In the final assault against the apartheid regime in the mid 1980s, communities de-legitimised organs of the apartheid state like police stations and courts and established organs of people’s power. People’s courts, street committees and village committees sprung up throughout the country in replacement of apartheid institutions. Criminal activities in the townships and villages were considerably reduced as the people took control of their lives.

Criminals were virtually defeated as they acknowledged and subjected themselves to the power and authority of the “Comrades” as the people asserted their hegemony. It was common to see a criminal tried by a court consisting of elected representatives of people and dealt with sometimes too harshly while apartheid courts remained empty. Any criminal harassing the people was delivered to the street committees for instant justice. Although later on criminals infiltrated organs of people’s power to give them a bad name, the people had created their own crime-combating structures that were more effective than apartheid police and courts. It was a real experience of people’s power.

Today the people are helpless and defenseless against marauding criminals, rapists, murderers, robbers and child molesters. It is time for our communities to reclaim their streets in the battle against crime. Now that we live in a democratic state it is only appropriate for these organs of people’s power to be revived in support of the work of the police and the courts. A mechanism must be worked in communities to ensure that these structures are not hi-jacked by criminals for their nefarious ends. We can’t afford to be helpless prisoners in our homes as we live in mortal fear of criminals. The people cannot be defeated by a devious minority.

This piece is a call to arms. We all know that criminals do not live in space.
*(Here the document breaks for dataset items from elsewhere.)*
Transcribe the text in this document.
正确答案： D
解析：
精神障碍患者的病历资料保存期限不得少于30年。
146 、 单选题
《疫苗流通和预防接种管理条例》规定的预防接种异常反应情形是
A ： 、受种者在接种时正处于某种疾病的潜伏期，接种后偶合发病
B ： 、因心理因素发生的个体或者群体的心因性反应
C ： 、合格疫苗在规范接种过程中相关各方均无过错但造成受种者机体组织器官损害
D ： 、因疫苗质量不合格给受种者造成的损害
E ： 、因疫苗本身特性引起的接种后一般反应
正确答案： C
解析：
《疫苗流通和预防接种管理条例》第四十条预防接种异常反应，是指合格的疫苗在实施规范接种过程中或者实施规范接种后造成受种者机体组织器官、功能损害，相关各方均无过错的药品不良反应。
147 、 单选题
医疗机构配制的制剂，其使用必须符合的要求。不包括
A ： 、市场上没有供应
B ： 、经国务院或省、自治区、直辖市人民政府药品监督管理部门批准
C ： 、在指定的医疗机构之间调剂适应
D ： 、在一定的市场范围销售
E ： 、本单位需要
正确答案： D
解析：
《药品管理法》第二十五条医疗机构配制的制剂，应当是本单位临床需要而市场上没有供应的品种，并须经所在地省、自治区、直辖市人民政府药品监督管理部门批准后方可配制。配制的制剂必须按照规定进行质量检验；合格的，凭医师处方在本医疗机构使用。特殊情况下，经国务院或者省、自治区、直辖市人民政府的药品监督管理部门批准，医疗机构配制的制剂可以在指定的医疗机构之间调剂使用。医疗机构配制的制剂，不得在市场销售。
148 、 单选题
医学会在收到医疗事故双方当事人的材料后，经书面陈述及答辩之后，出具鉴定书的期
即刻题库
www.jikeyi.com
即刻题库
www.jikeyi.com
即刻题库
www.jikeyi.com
They live with us in the villages, townships, squatter camps and towns. Criminals were born into our homes by our mothers, aunts and sisters. Criminals went to school with us some of them  work with us. Criminals live with us on the same street, in the same house and play football with us in the same clubs. We cannot pretend that as a community we do not know who the criminals are. It is the height of cowardice and hypocrisy when we pretend that we do not know the people killing, maiming, raping and harassing us. It is time to ACT in unity. A united community can never be defeated.

As I wrap up I would like to quote Alan Paton when he declared in his seminal novel that “Cry the Beloved Country.”